During the debate over Obamacare, the phrase “bending the cost curve” was frequently tossed around. This refers to the biggest long-term problem facing health policy makers: for most of the last four decades, health care costs have grown faster than wages. Indeed, the numbers here are quite stark. Between 1960 and 2012, health costs grew from 5.2 percent of GDP to 17.9 percent. One of the primary reasons why so many Americans haven’t felt any real wage growth for decades is that their raises are being eaten up by higher insurance premiums and doctors’ bills.
Bending the cost curve meant reducing the rate of health inflation so that it no longer consumed a larger share of Americans out-of-pocket costs every year. And there are early signs that this cost curve did begin to bend downward under President Obama.
Ryancare, by contrast, risks shifting this curve upward for the reasons explained above — it diminishes Medicare’s ability to bargain prices down.
Ryan has taken conflicting positions on whether his new voucher program will account for the cost curve. In 2011, Ryan’s original health plan provided that the new Medicare vouchers would gain value each year at a rate that was slower than the rate of health inflation — effectively causing them to lose value with each passing year. According to the Congressional Budget Office, “by 2080, Medicare would be cut 76 percent below its projected size under current policies” if Ryan’s 2011 plan had become law. A child born in 2015 would receive less than a quarter of the resources provided to today’s seniors when that child became eligible for a voucher.

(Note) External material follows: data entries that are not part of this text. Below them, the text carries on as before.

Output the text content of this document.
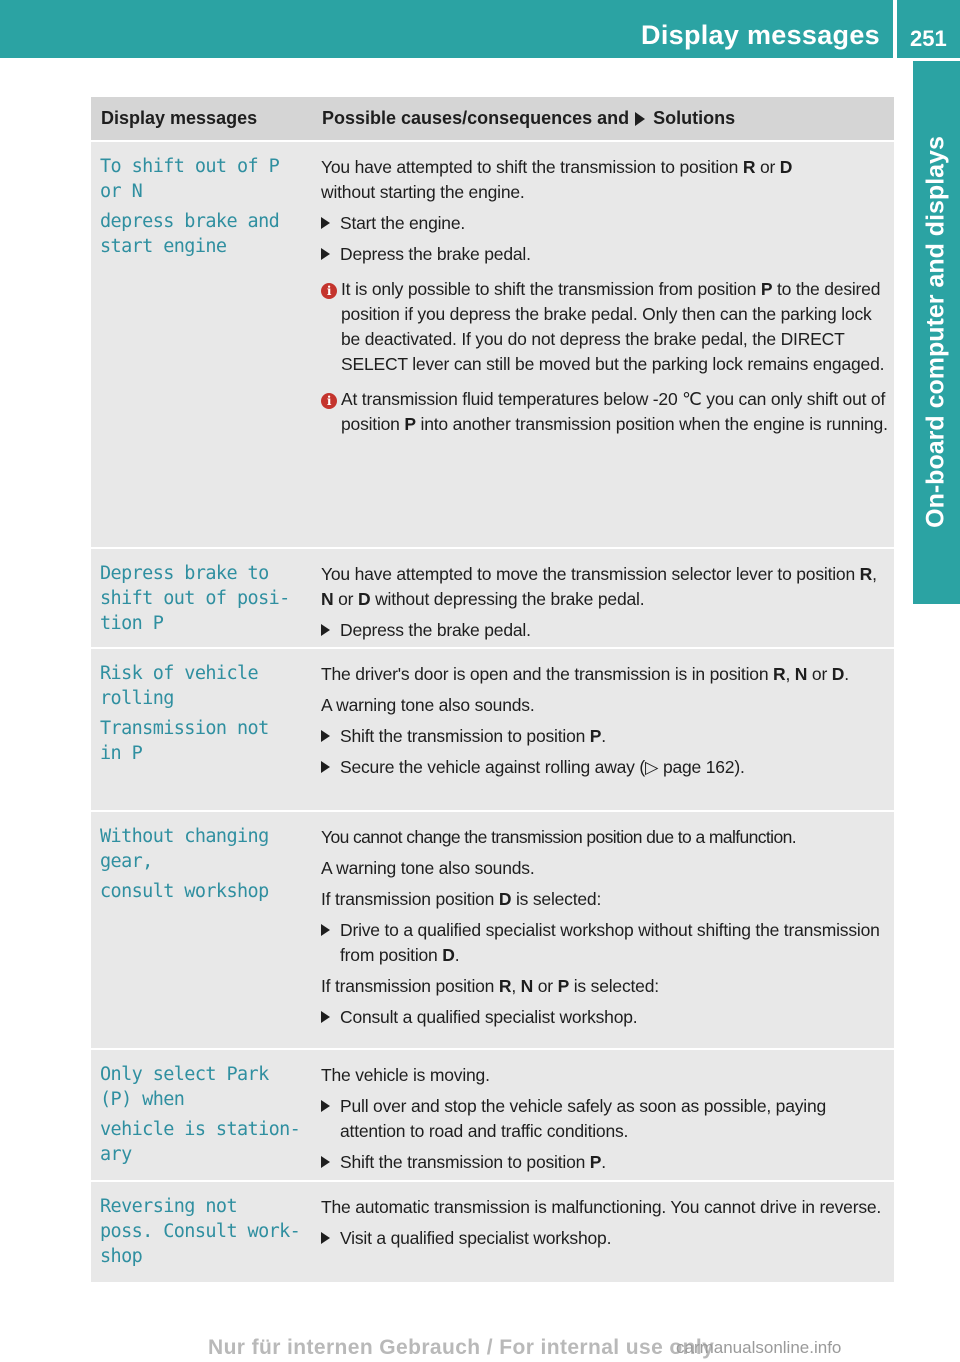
Display messages 251
On-board computer and displays
Display messages	Possible causes/consequences and Solutions
To shift out of P
or N
depress brake and
start engine
You have attempted to shift the transmission to position R or D
without starting the engine.
Start the engine.
Depress the brake pedal.
i It is only possible to shift the transmission from position P to the desired position if you depress the brake pedal. Only then can the parking lock be deactivated. If you do not depress the brake pedal, the DIRECT SELECT lever can still be moved but the parking lock remains engaged.
i At transmission fluid temperatures below -20 ℃ you can only shift out of position P into another transmission position when the engine is running.
Depress brake to
shift out of posi‐
tion P
You have attempted to move the transmission selector lever to position R, N or D without depressing the brake pedal.
Depress the brake pedal.
Risk of vehicle
rolling
Transmission not
in P
The driver's door is open and the transmission is in position R, N or D.
A warning tone also sounds.
Shift the transmission to position P.
Secure the vehicle against rolling away (▷ page 162).
Without changing
gear,
consult workshop
You cannot change the transmission position due to a malfunction.
A warning tone also sounds.
If transmission position D is selected:
Drive to a qualified specialist workshop without shifting the transmission from position D.
If transmission position R, N or P is selected:
Consult a qualified specialist workshop.
Only select Park
(P) when
vehicle is station‐
ary
The vehicle is moving.
Pull over and stop the vehicle safely as soon as possible, paying attention to road and traffic conditions.
Shift the transmission to position P.
Reversing not
poss. Consult work‐
shop
The automatic transmission is malfunctioning. You cannot drive in reverse.
Visit a qualified specialist workshop.
Nur für internen Gebrauch / For internal use only
carmanualsonline.info
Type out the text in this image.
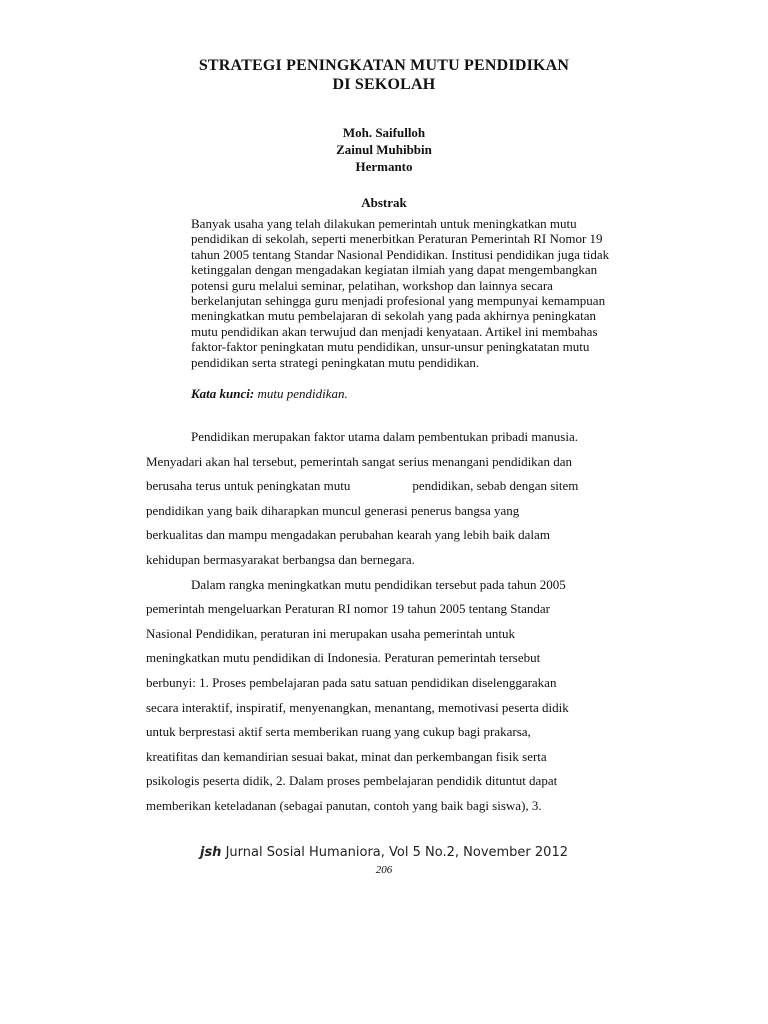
STRATEGI PENINGKATAN MUTU PENDIDIKAN
DI SEKOLAH
Moh. Saifulloh
Zainul Muhibbin
Hermanto
Abstrak
Banyak usaha yang telah dilakukan pemerintah untuk meningkatkan mutu
pendidikan di sekolah, seperti menerbitkan Peraturan Pemerintah RI Nomor 19
tahun 2005 tentang Standar Nasional Pendidikan. Institusi pendidikan juga tidak
ketinggalan dengan mengadakan kegiatan ilmiah yang dapat mengembangkan
potensi guru melalui seminar, pelatihan, workshop dan lainnya secara
berkelanjutan sehingga guru menjadi profesional yang mempunyai kemampuan
meningkatkan mutu pembelajaran di sekolah yang pada akhirnya peningkatan
mutu pendidikan akan terwujud dan menjadi kenyataan. Artikel ini membahas
faktor-faktor peningkatan mutu pendidikan, unsur-unsur peningkatatan mutu
pendidikan serta strategi peningkatan mutu pendidikan.
Kata kunci: mutu pendidikan.
Pendidikan merupakan faktor utama dalam pembentukan pribadi manusia.
Menyadari akan hal tersebut, pemerintah sangat serius menangani pendidikan dan
berusaha terus untuk peningkatan mutu	pendidikan, sebab dengan sitem
pendidikan yang baik diharapkan muncul generasi penerus bangsa yang
berkualitas dan mampu mengadakan perubahan kearah yang lebih baik dalam
kehidupan bermasyarakat berbangsa dan bernegara.
Dalam rangka meningkatkan mutu pendidikan tersebut pada tahun 2005
pemerintah mengeluarkan Peraturan RI nomor 19 tahun 2005 tentang Standar
Nasional Pendidikan, peraturan ini merupakan usaha pemerintah untuk
meningkatkan mutu pendidikan di Indonesia. Peraturan pemerintah tersebut
berbunyi: 1. Proses pembelajaran pada satu satuan pendidikan diselenggarakan
secara interaktif, inspiratif, menyenangkan, menantang, memotivasi peserta didik
untuk berprestasi aktif serta memberikan ruang yang cukup bagi prakarsa,
kreatifitas dan kemandirian sesuai bakat, minat dan perkembangan fisik serta
psikologis peserta didik, 2. Dalam proses pembelajaran pendidik dituntut dapat
memberikan keteladanan (sebagai panutan, contoh yang baik bagi siswa), 3.
jsh Jurnal Sosial Humaniora, Vol 5 No.2, November 2012
206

By contrast, the most recent version of Ryan’s Medicare plan provides that the value of the voucher should be determined “based on the average bid of participating plans.” So the voucher would be indexed to something that is likely to rise at close to the rate of health inflation. The latest version of Ryancare would charge seniors a lot more for inferior health coverage, but it doesn’t appear to phase out Medicare in the same way that the 2011 version did.
Nevertheless, given the increasing vagueness of Ryan’s plans, the speaker’s oft-demonstrated innumeracy, and the fact that he can’t seem to settle on the details for how he plans to voucherize Medicare, it remains an open question whether the vouchers would lose value over time.

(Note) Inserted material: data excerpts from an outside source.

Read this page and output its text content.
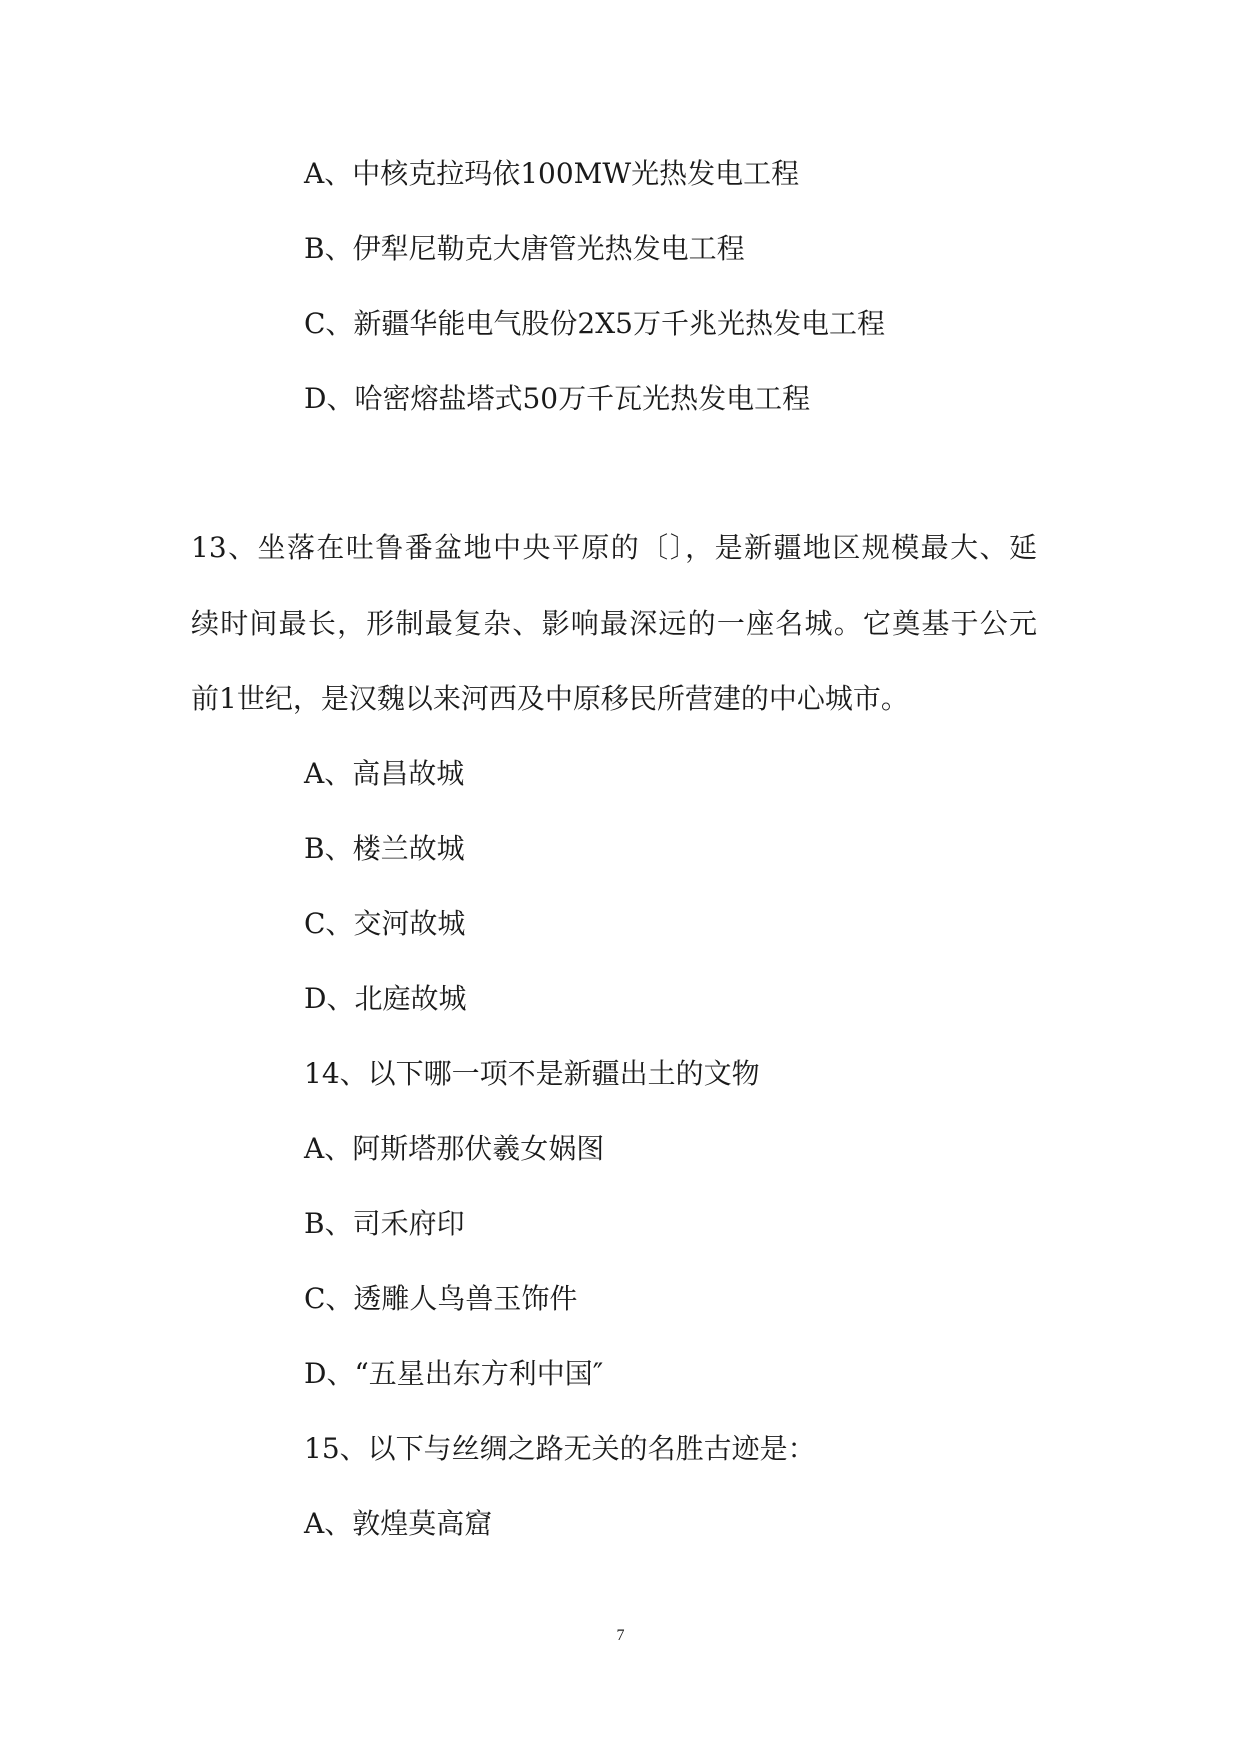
A、中核克拉玛依100MW光热发电工程
B、伊犁尼勒克大唐管光热发电工程
C、新疆华能电气股份2X5万千兆光热发电工程
D、哈密熔盐塔式50万千瓦光热发电工程
13、坐落在吐鲁番盆地中央平原的〔〕，是新疆地区规模最大、延
续时间最长，形制最复杂、影响最深远的一座名城。它奠基于公元
前1世纪，是汉魏以来河西及中原移民所营建的中心城市。
A、高昌故城
B、楼兰故城
C、交河故城
D、北庭故城
14、以下哪一项不是新疆出土的文物
A、阿斯塔那伏羲女娲图
B、司禾府印
C、透雕人鸟兽玉饰件
D、“五星出东方利中国″
15、以下与丝绸之路无关的名胜古迹是：
A、敦煌莫高窟
7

The three most important people in America
So, to summarize, Republicans plan to charge seniors a lot more for inferior health coverage. They will do so in a way that will jack up the total cost of care in the United States. And they could potentially cause America’s historic commitment to seniors’ health care to slowly vanish over the course of many years.

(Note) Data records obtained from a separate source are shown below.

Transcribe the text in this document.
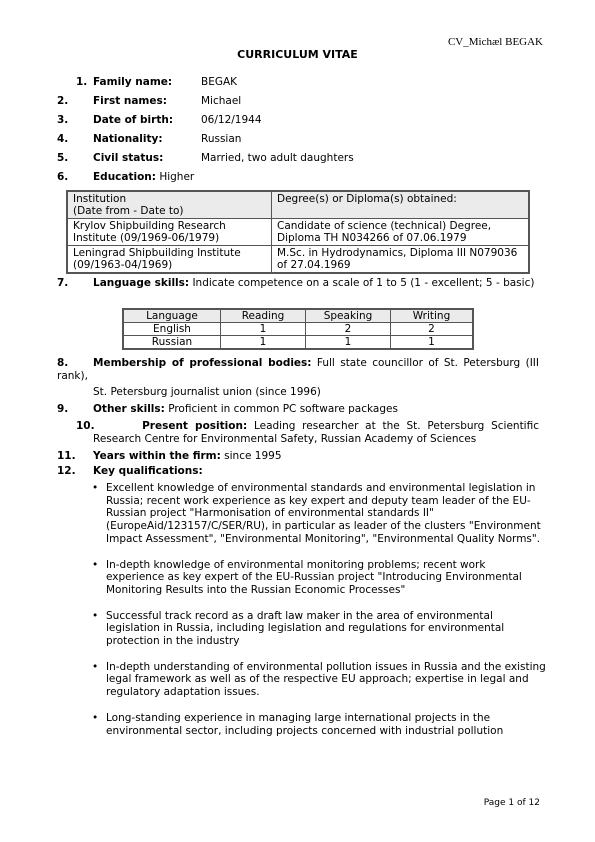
CV_Michæl BEGAK
CURRICULUM VITAE
1. Family name:	BEGAK
2. First names:	Michael
3. Date of birth:	06/12/1944
4. Nationality:	Russian
5. Civil status:	Married, two adult daughters
6. Education: Higher
Institution
(Date from - Date to)	Degree(s) or Diploma(s) obtained:
Krylov Shipbuilding Research Institute (09/1969-06/1979)	Candidate of science (technical) Degree, Diploma TH N034266 of 07.06.1979
Leningrad Shipbuilding Institute (09/1963-04/1969)	M.Sc. in Hydrodynamics, Diploma III N079036 of 27.04.1969
7. Language skills: Indicate competence on a scale of 1 to 5 (1 - excellent; 5 - basic)
Language	Reading	Speaking	Writing
English	1	2	2
Russian	1	1	1
8. Membership of professional bodies: Full state councillor of St. Petersburg (III rank),
St. Petersburg journalist union (since 1996)
9. Other skills: Proficient in common PC software packages
10.	Present position: Leading researcher at the St. Petersburg Scientific
Research Centre for Environmental Safety, Russian Academy of Sciences
11. Years within the firm: since 1995
12. Key qualifications:
• Excellent knowledge of environmental standards and environmental legislation in Russia; recent work experience as key expert and deputy team leader of the EU-Russian project "Harmonisation of environmental standards II" (EuropeAid/123157/C/SER/RU), in particular as leader of the clusters "Environment Impact Assessment", "Environmental Monitoring", "Environmental Quality Norms".
• In-depth knowledge of environmental monitoring problems; recent work experience as key expert of the EU-Russian project "Introducing Environmental Monitoring Results into the Russian Economic Processes"
• Successful track record as a draft law maker in the area of environmental legislation in Russia, including legislation and regulations for environmental protection in the industry
• In-depth understanding of environmental pollution issues in Russia and the existing legal framework as well as of the respective EU approach; expertise in legal and regulatory adaptation issues.
• Long-standing experience in managing large international projects in the environmental sector, including projects concerned with industrial pollution
Page 1 of 12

The architect of this plan is a man so drunk on conservative ideology that he often does not even bother to check the math underlying his proposals — or even to include numbers in his proposals so others can do so. And Republicans will soon control both houses of Congress and the presidency.
The future of Medicare looks grim.
There is, however, a potential way out. When the new Senate is seated this January, Republicans will control only 52 seats in the likely event that they win a runoff in a still-undecided race of a Louisiana senate seat (if the Democrat prevails in this race, Republicans will only control 51 seats). That means that just three Republican senators can save America’s seniors from Paul Ryan.
It will be a heavy lift to convince three Republicans to do so. The Senate has only grown more polarized since President George W. Bush’s plan to privatize Social Security was defeated in 2005. And Republican moderates haven’t exactly been the picture of courage since Donald Trump was chosen as the party’s nominee.
Nevertheless, every Republican senator has a choice to make. They can be one of the people who destroyed Medicare, or they can be one of the people who saved it. And it only takes three of them to keep Medicare in place.